Затем, загружаясь и тесня, его отодвинуло в сторону. Подпертый частями трех, он выгнул спину дугой и склонился над сидящими пассажирами. Прямо перед ним была женщина. С важным, царственным видом держала голову, при этом прикрывала веки, но цепко держала кулек на ногах. На кульке был изображен мушкетер в черной водолазке, подпирающий на яхте гитару.
Возле женщины, у окна, умостился дед. С огромными залысинами, в очках, линзы которых способны выжечь дыру в металле, дед насуплено читал газету. В большой статье шла речь об антиафганском заговоре Вашингтона и Пекина.
Тут он услышал рядом протяжный вздох, и снова почувствовал нечто сродни вины. Ему хотелось обратиться к каждому и объяснить, что понимает, каково это быть работающим, быть занятым, иметь трудодни. Что он не какой-нибудь дармоед на шее у родителей, не тунеядец на попечении у государства.
Он посматривал на читающего деда. На то, как тот часто поддевал воздух нижней губой, подпирал верхнюю будто таким образом усваивал прочитанное, вжевывал его внутрь себя.

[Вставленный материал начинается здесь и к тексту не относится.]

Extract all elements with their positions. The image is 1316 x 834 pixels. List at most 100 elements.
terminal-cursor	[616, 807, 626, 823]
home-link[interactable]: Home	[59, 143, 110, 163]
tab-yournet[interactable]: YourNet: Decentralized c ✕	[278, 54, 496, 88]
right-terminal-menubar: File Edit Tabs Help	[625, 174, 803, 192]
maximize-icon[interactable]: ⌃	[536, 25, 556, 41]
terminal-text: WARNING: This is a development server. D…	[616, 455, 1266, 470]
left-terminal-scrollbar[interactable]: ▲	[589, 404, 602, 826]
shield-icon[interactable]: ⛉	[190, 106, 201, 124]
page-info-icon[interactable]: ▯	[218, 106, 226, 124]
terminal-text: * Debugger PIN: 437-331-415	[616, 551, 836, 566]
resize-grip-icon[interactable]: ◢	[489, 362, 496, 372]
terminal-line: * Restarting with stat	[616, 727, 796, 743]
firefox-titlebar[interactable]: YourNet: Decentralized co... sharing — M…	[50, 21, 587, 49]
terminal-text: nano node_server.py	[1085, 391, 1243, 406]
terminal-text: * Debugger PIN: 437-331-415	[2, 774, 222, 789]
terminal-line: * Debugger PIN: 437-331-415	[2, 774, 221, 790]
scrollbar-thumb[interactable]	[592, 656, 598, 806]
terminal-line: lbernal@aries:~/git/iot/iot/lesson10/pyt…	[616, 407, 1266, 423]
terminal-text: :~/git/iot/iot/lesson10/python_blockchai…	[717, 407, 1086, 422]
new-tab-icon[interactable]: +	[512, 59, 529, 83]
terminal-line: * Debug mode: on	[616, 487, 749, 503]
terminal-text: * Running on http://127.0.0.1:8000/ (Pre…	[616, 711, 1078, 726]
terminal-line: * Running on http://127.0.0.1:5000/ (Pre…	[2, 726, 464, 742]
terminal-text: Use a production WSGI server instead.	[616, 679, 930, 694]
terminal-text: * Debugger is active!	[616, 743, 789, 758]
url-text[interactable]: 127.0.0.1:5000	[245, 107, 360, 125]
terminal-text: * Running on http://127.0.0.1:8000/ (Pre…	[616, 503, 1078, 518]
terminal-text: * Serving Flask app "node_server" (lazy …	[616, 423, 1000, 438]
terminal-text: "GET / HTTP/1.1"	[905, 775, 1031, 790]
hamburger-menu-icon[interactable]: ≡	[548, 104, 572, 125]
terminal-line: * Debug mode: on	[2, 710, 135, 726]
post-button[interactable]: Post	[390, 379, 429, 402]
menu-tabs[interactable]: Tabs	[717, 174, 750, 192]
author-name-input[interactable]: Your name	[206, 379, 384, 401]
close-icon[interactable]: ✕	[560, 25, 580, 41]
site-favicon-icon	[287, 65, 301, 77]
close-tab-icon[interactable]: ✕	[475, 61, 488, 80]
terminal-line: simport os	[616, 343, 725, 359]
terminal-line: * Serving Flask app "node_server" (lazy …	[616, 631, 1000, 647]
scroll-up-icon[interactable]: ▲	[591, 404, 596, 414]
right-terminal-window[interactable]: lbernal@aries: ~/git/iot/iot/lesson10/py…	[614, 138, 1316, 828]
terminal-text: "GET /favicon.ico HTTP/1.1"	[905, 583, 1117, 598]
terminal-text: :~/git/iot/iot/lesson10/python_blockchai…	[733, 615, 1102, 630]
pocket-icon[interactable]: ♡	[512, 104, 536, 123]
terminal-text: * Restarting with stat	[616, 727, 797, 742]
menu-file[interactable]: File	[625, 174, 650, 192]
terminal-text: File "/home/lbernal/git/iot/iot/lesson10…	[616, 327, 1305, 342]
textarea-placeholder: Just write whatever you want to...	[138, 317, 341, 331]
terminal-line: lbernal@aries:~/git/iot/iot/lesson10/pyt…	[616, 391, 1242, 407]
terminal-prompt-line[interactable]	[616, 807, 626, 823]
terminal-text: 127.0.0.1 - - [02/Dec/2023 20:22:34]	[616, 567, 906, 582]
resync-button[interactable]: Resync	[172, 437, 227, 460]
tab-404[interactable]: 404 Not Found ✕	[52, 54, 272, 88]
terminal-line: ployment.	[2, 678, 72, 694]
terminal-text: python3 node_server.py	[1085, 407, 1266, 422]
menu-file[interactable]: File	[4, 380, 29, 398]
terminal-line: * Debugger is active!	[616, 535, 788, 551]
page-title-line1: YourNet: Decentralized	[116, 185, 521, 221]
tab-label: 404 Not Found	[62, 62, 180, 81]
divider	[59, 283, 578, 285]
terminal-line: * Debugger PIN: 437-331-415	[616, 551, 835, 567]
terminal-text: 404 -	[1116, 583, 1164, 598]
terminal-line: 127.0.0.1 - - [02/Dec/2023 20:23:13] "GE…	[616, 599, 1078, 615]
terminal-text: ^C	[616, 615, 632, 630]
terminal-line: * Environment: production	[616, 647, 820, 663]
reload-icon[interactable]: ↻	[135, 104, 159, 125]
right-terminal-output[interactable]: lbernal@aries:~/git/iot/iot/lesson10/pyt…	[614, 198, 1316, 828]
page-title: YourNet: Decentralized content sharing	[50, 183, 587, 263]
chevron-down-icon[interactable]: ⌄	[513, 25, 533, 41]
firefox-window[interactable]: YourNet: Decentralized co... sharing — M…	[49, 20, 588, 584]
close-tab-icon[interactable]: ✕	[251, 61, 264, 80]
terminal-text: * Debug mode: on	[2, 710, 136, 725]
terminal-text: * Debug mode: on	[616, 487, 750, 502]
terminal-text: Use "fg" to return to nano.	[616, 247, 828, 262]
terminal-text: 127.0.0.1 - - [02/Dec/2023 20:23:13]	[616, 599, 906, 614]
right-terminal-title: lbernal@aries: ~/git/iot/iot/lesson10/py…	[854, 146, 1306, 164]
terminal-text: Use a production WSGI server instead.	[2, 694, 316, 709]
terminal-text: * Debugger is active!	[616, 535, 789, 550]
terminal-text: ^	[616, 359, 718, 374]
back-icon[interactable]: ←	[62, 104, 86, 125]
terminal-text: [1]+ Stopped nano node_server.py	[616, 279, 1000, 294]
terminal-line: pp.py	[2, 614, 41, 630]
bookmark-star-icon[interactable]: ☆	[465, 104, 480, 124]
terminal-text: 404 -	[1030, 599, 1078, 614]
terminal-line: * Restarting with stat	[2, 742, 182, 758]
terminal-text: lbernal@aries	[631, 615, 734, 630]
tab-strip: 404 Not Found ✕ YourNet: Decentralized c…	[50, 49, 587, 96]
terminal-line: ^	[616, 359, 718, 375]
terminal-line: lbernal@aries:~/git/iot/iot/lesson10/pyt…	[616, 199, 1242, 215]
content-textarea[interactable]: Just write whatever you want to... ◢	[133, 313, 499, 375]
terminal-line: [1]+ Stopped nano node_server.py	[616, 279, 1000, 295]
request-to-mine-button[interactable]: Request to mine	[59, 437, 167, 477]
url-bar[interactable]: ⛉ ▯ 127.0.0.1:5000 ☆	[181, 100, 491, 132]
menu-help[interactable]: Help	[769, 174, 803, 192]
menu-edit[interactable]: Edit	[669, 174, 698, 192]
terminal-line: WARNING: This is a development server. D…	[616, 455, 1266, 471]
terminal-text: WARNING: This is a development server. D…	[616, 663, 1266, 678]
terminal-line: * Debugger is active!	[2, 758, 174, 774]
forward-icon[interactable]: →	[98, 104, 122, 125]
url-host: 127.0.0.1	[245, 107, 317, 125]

С натугой троллейбус вкатил на горку. Это означало, что следующая остановка его. Протиснулся, чуть сместил бетонно вгнездившуюся тетку с каким-то пышным волосяным наростом и оказался на открытом пространстве. У киоска «Союзпечати» образовалась небольшая очередь. Обогнув автомат с газированной водой, он оказался на маленькой, затерянной в зелени улочке. Во дворике, возле колонки, двое опустившегося вида мужиков с кепками, сделанными из газет, полоскали в луже бутылки с-под пива, а затем кропотливо отдирали мокрые этикетки.
В конце улица упиралась в больницу водников. Он повернул вправо и вскоре подошел к душистому парку.
Был предельно теплый для конца сентября день. На площадке среди множества разукрашенных арматурин резвилась детвора. Воспитательницы сидели поодаль и охотно болтали. Надрывались птицы, нагло выскакивали и слепили сквозь листву солнечные пальцы. Этот кусок города был полон нечаянного великолепия.
Он замедлил шаг. Нужно было идти спать. Но что-то внутри требовательно стучалось навстречу дню, просило остановиться, сделать паузу и насытиться этим утром. Возможно, последним утром тепла. Возможно, первым утром близящихся холодов. Сурово лаконичной красотой, что бросалась в глаза и не давала покоя.
Свернул в сторону, дивясь и все еще не веря смене привычного маршрута. Не сдержал ухмылки от подобного хулиганства, от броского вызова обыденности. Через квартал был гастроном, возле которого часто дежурила бочка с квасом. Но ему хотелось мороженого.